Hafida est née un jour de 1970 dans un douar situé pas loin de la ville de Berrechid. Au milieu des années 80, elle est arrivée à Berrechid, en compagnie de ses parents et de sa sœur aînée, Zahra. Entre-temps, leur mère a rendu l’âme et leur père s’est remarié. Ce dernier qui se chargeait d’elles leur a tourné le dos pour se préoccuper uniquement de sa nouvelle femme. En conséquence, elles étaient obligées de chercher à gagner leur vie. Heureusement, elles ont été facilement embauchées dans une société. Hafida et Zahra passaient leur journée au travail. Elles ne retournaient chez elles que tardivement le soir.
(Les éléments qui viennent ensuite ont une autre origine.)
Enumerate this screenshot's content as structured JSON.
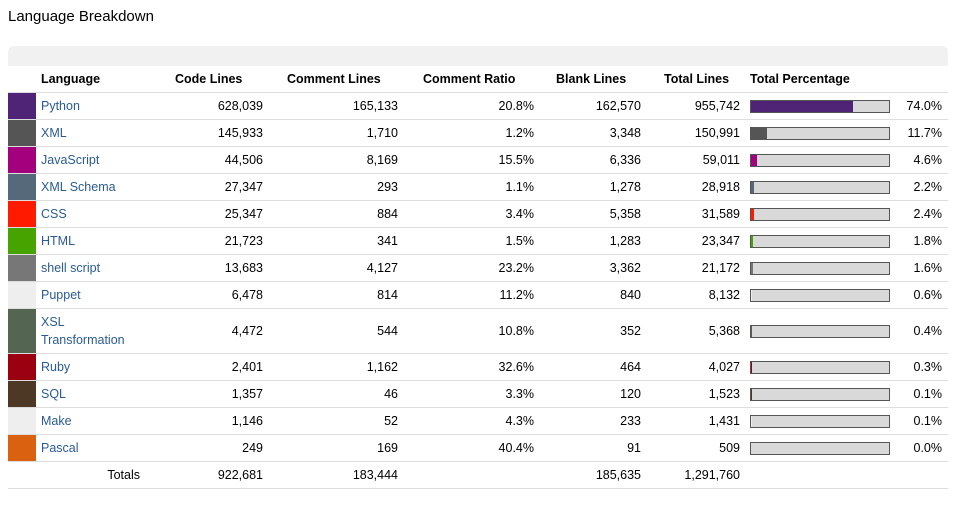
{
  "page": {
    "title": "Language Breakdown"
  },
  "table": {
    "headers": {
      "language": "Language",
      "code": "Code Lines",
      "comment": "Comment Lines",
      "ratio": "Comment Ratio",
      "blank": "Blank Lines",
      "total": "Total Lines",
      "percentage": "Total Percentage"
    },
    "rows": [
      {
        "name": "Python",
        "color": "#4f2375",
        "code": "628,039",
        "comment": "165,133",
        "ratio": "20.8%",
        "blank": "162,570",
        "total": "955,742",
        "pct": "74.0%",
        "fraction": 0.74
      },
      {
        "name": "XML",
        "color": "#555555",
        "code": "145,933",
        "comment": "1,710",
        "ratio": "1.2%",
        "blank": "3,348",
        "total": "150,991",
        "pct": "11.7%",
        "fraction": 0.117
      },
      {
        "name": "JavaScript",
        "color": "#a4007e",
        "code": "44,506",
        "comment": "8,169",
        "ratio": "15.5%",
        "blank": "6,336",
        "total": "59,011",
        "pct": "4.6%",
        "fraction": 0.046
      },
      {
        "name": "XML Schema",
        "color": "#56697a",
        "code": "27,347",
        "comment": "293",
        "ratio": "1.1%",
        "blank": "1,278",
        "total": "28,918",
        "pct": "2.2%",
        "fraction": 0.022
      },
      {
        "name": "CSS",
        "color": "#ff1a00",
        "code": "25,347",
        "comment": "884",
        "ratio": "3.4%",
        "blank": "5,358",
        "total": "31,589",
        "pct": "2.4%",
        "fraction": 0.024
      },
      {
        "name": "HTML",
        "color": "#47a400",
        "code": "21,723",
        "comment": "341",
        "ratio": "1.5%",
        "blank": "1,283",
        "total": "23,347",
        "pct": "1.8%",
        "fraction": 0.018
      },
      {
        "name": "shell script",
        "color": "#777777",
        "code": "13,683",
        "comment": "4,127",
        "ratio": "23.2%",
        "blank": "3,362",
        "total": "21,172",
        "pct": "1.6%",
        "fraction": 0.016
      },
      {
        "name": "Puppet",
        "color": "#eeeeee",
        "code": "6,478",
        "comment": "814",
        "ratio": "11.2%",
        "blank": "840",
        "total": "8,132",
        "pct": "0.6%",
        "fraction": 0.006
      },
      {
        "name": "XSL Transformation",
        "line1": "XSL",
        "line2": "Transformation",
        "color": "#546652",
        "code": "4,472",
        "comment": "544",
        "ratio": "10.8%",
        "blank": "352",
        "total": "5,368",
        "pct": "0.4%",
        "fraction": 0.004
      },
      {
        "name": "Ruby",
        "color": "#9b0011",
        "code": "2,401",
        "comment": "1,162",
        "ratio": "32.6%",
        "blank": "464",
        "total": "4,027",
        "pct": "0.3%",
        "fraction": 0.003
      },
      {
        "name": "SQL",
        "color": "#4c3824",
        "code": "1,357",
        "comment": "46",
        "ratio": "3.3%",
        "blank": "120",
        "total": "1,523",
        "pct": "0.1%",
        "fraction": 0.001
      },
      {
        "name": "Make",
        "color": "#eeeeee",
        "code": "1,146",
        "comment": "52",
        "ratio": "4.3%",
        "blank": "233",
        "total": "1,431",
        "pct": "0.1%",
        "fraction": 0.001
      },
      {
        "name": "Pascal",
        "color": "#da6110",
        "code": "249",
        "comment": "169",
        "ratio": "40.4%",
        "blank": "91",
        "total": "509",
        "pct": "0.0%",
        "fraction": 0.0
      }
    ],
    "totals": {
      "label": "Totals",
      "code": "922,681",
      "comment": "183,444",
      "blank": "185,635",
      "total": "1,291,760"
    }
  }
}
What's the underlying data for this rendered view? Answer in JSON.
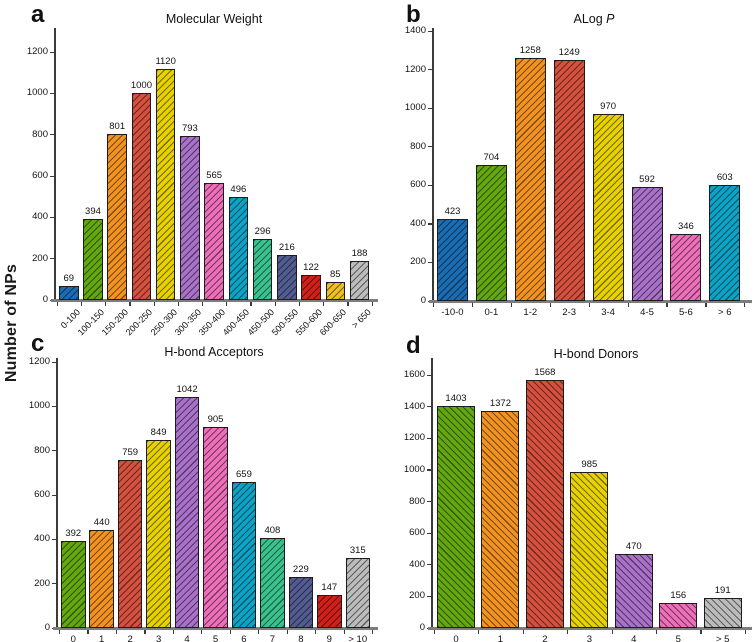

Au fil du temps, Zahra a fait la connaissance d’un jeune homme. Une connaissance qui a cédé la place à une histoire d’amour qui a abouti au mariage. Enfin, les deux sœurs ont eu un homme qui peut les soutenir. Leur père semble les avoir oubliées puisqu’il ne demandait même pas de leurs nouvelles au moins une fois par mois. Au fil du temps, le foyer de Zahra a été égayé d’un garçon, puis d’une fille. Une belle fille qui a été considérée comme la lueur qui est venue éclairer l’avenir de la famille. Le mari de Zakia a émigré clandestinement vers l’Europe. Le premier mois est passé, puis le deuxième, le troisième et enfin le énième mais sans nouvelle. Où se trouvait-il ? Quelques voisins du douar l’ont croisé en Espagne. Ce qui prouvait qu’il était encore en vie. Mais il semble qu’il a décidé de ne plus retourner chez lui au Maroc. Depuis, Zahra et sa sœur, Hafida, se sont engagées à se charger des deux enfants. Elles déployaient tous leurs efforts pour être à la hauteur de leur responsabilité envers elles-mêmes et envers les deux enfants. Seulement, elles ont été licenciées enfin par leur patron. Pourquoi? Pas de réponse. Les deux sœurs étaient obligées de chercher à gauche et à droite pour gagner leur vie et subvenir aux besoins des deux enfants. Elles ont frappé à plusieurs portes. En vain.
Elles n’ont plus d’argent. La solution ? La prostitution. Hafida et Zahra sont devenues deux filles de joie. À chaque après-midi, elles sortaient en quête d’un client afin de partager avec lui un petit moment sur le même lit contre une somme allant de soixante-dix à cent dirhams.
La dernière fois, Zahra a conduit, l’après-midi, ses deux enfants à l’école, alors que sa sœur, Hafida est sortie chercher un client. Pas moins de quelques minutes, cette dernière a conduit un jeune homme chez elle. À mi-chemin, elle a appris qu’il dispose de plus de dix mille dirhams en poche. C’est une fortune pour elle. Et elle a pensé ne pas rater l’occasion. Comment? Quand elle a enlevé sa culotte et s’est allongée sur le lit, son client a déboutonné son pantalon et s’est apprêté de s’allonger près d’elle. Et tout d’un coup, elle a fait sortir un couteau qui était sous l’oreiller. Elle l’a poignardé à trois reprises. Le client n’a lancé qu’un seul cri strident pour rendre l’âme. Hafida a fouillé les poches de sa veste et de son pantalon, a mis la main sur la somme d’argent et est restée dans l’attente de sa sœur. Quand cette dernière est arrivée, elle n’a pas su quoi faire. Toutes les deux ont fini par laver aussitôt les lieux pour ne pas laisser de trace de sang, ont mis le cadavre dans une chambre qu’elles ont verrouillée loin des yeux des enfants. Elles pensaient découper le cadavre en morceaux pour les éparpiller dans des terrains vagues. Mais, elles n’ont pas pu le faire. Raison pour laquelle elles ont fini par se présenter de leur plein gré devant la police.
Quelle est donc la vérité ? Le client avait-il vraiment l’intention de tuer Hafida ? Le représentant du procureur du Roi a affirmé que la police n’a pas trouvé une autre arme blanche que celle avec laquelle elle a tué son client. Ce qui prouve, selon le représentant du ministère public, que la mise en cause ment. Et l’argent qu’elle a dérobé? La police ne l’a pas également découvert dans la chambre. Le mystère plane sur cette affaire qui a été jugée par la Cour en condamnant Hafida à 20 ans de réclusion criminelle et Zahra, qui était accusée de non-dénonciation, à deux mois de prison avec sursis.